One of the main features of PolySerializer is the ability to process only serializable parts of an object. This has interesting uses but may require some careful configuration. For example, consider an application manipulating data visually. Each data class can have a serializable ancestor with the meaningful content, and descendants containing transient graphical information, such as the position on the screen. When a user wants to save their work in a file, only the serializable part will be saved. When reading the file later, deserialization will provide a fresh object with all unimportant values set to their default. Another use of polymorphism features is object transformation. The serializer object, once created with Serializer s = new Serializer(); can be tuned to perform automatic replacement of serialized types by others:

  • AssemblyOverrideTable will replace the assembly that was used during serialization with another.
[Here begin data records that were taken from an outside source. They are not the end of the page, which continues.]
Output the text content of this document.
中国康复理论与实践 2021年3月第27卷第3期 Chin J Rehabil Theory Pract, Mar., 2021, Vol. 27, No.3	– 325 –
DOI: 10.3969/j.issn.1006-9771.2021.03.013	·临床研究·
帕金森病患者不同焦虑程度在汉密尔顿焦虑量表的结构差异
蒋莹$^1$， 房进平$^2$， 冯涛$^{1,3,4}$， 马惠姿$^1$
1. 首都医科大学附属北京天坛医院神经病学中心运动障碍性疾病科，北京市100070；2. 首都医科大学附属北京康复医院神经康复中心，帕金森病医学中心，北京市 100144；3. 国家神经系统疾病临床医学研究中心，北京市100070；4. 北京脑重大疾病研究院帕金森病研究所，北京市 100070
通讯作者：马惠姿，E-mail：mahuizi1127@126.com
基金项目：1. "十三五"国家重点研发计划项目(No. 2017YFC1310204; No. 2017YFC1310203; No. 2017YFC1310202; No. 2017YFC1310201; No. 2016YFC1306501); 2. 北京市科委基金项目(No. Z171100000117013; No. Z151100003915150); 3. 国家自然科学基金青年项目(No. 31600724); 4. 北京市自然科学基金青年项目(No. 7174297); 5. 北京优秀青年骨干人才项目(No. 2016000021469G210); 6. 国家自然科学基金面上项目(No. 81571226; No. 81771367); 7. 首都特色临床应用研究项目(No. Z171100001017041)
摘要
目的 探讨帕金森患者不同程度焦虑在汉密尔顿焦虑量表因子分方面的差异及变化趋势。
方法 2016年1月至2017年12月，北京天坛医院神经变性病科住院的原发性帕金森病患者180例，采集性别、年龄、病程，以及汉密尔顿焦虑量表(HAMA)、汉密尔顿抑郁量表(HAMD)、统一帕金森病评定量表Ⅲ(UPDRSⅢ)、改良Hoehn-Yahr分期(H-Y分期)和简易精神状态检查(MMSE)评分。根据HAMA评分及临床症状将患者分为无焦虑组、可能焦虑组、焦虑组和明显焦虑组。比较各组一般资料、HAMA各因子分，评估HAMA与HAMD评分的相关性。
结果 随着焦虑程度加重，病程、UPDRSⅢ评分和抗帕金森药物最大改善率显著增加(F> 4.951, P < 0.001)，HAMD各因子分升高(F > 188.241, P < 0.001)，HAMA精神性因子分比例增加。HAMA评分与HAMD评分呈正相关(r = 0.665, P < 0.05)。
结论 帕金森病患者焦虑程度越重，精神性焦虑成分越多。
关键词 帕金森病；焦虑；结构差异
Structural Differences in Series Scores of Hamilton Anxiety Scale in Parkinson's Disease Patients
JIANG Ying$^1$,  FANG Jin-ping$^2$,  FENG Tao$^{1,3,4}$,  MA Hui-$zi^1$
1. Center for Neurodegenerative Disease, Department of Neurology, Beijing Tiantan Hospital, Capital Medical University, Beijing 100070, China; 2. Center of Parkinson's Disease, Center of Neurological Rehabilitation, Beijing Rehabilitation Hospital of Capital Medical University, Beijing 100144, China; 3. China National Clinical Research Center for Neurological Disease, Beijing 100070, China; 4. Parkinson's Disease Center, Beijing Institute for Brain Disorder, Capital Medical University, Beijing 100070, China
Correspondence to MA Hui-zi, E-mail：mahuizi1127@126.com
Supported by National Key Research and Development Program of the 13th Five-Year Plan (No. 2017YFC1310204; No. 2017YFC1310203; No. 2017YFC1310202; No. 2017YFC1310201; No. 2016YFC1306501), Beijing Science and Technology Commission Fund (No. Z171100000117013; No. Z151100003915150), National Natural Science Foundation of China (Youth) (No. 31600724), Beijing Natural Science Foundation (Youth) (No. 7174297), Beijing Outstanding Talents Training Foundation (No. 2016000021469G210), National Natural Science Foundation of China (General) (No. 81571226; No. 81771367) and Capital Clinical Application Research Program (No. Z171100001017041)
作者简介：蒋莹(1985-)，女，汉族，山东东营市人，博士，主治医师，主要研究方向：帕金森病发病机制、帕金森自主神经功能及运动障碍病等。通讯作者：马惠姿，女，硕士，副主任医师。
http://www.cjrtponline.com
As long as the new assembly contains similar types (same name and interface), objects created will be using types different than the original.
  • NamespaceOverrideTable is similar, and allows changing from types of one namespace to another.
  • TypeOverrideTable directly replace one type with another if the two options above would ot work.
  • OverrideGenericArguments indicates if the type replacement mechanism should apply to generic arguments or not.
  • Inserters They are objects used to convert between collection types. For example, you can convert from arrays to List<> and vice-versa. Custom inserters are used in the case of exotic collection types such as the one that was used to verify PolySerializer can handle collections of more than 5 billions items.